Eight players and one manager, Casey Stengel, have had their numbers retired with more than one team. Nolan Ryan had two different numbers (#30 and #34) retired between three different teams. Fisk’s #27 from the Red Sox and #72 from the White Sox are both retired, as are Reggie Jackson’s #9 and #44, respectively by the A’s and Yankees.
The Toronto Blue Jays do not retire numbers, but rather have an alternative method of honoring their players called the ‘Level of Excellence’.
In 1997, Major League Baseball, for the first time ever, made a Major League-wide retirement of a number, when #42 could not be issued to any new players, having been retired in honor of Jackie Robinson, although all players who currently wore the number upon the mass retirement of #42, such as Mo Vaughn and Butch Huskey of the Red Sox and Mets, were allowed to keep it under a grandfather clause if they were wearing the number in honor of Jackie Robinson. The only player who still wears #42 is Mariano Rivera of the New York Yankees. The Los Angeles Dodgers, for whom Robinson played (as a Brooklyn Dodger), had already retired the number in 1972 after Robinson’s death.

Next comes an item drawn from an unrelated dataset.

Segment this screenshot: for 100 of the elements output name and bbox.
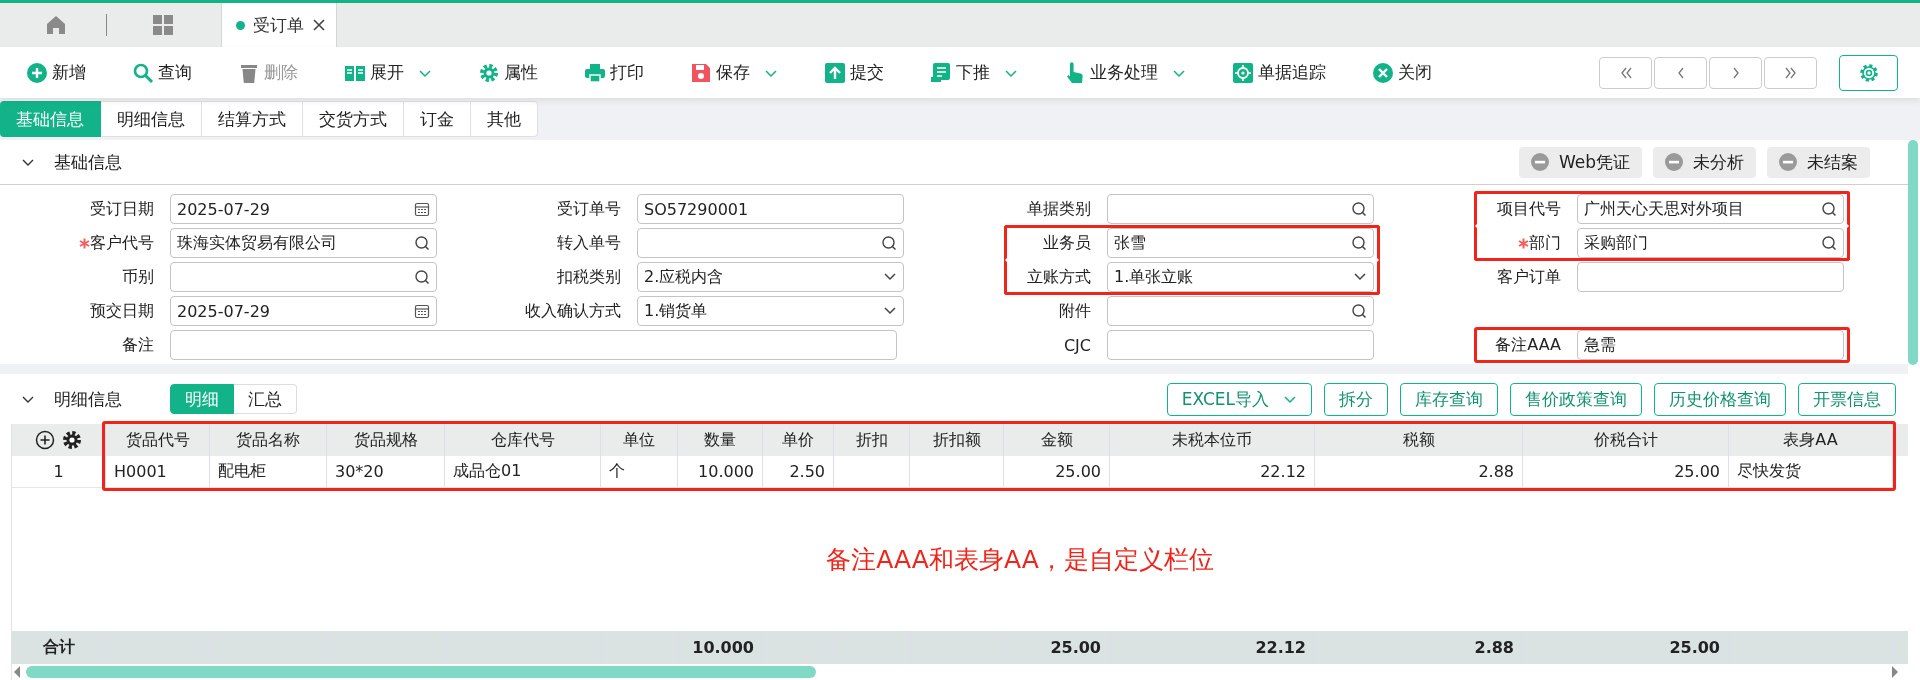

However, the #42 would be worn by a number of players other than Rivera in 2007, which marked the 60th anniversary of Robinson’s first appearance in Major League Baseball (the event that broke the sport’s 20th-century color line). Before the season, then-Cincinnati Reds outfielder Ken Griffey, Jr. asked Robinson’s widow, Rachel Robinson, and MLB Commissioner Bud Selig for permission to wear #42 on April 15, the anniversary date of Robinson’s historic game. Both gave their approval, and Selig later ruled that any player who wished to wear #42 on that date could do so.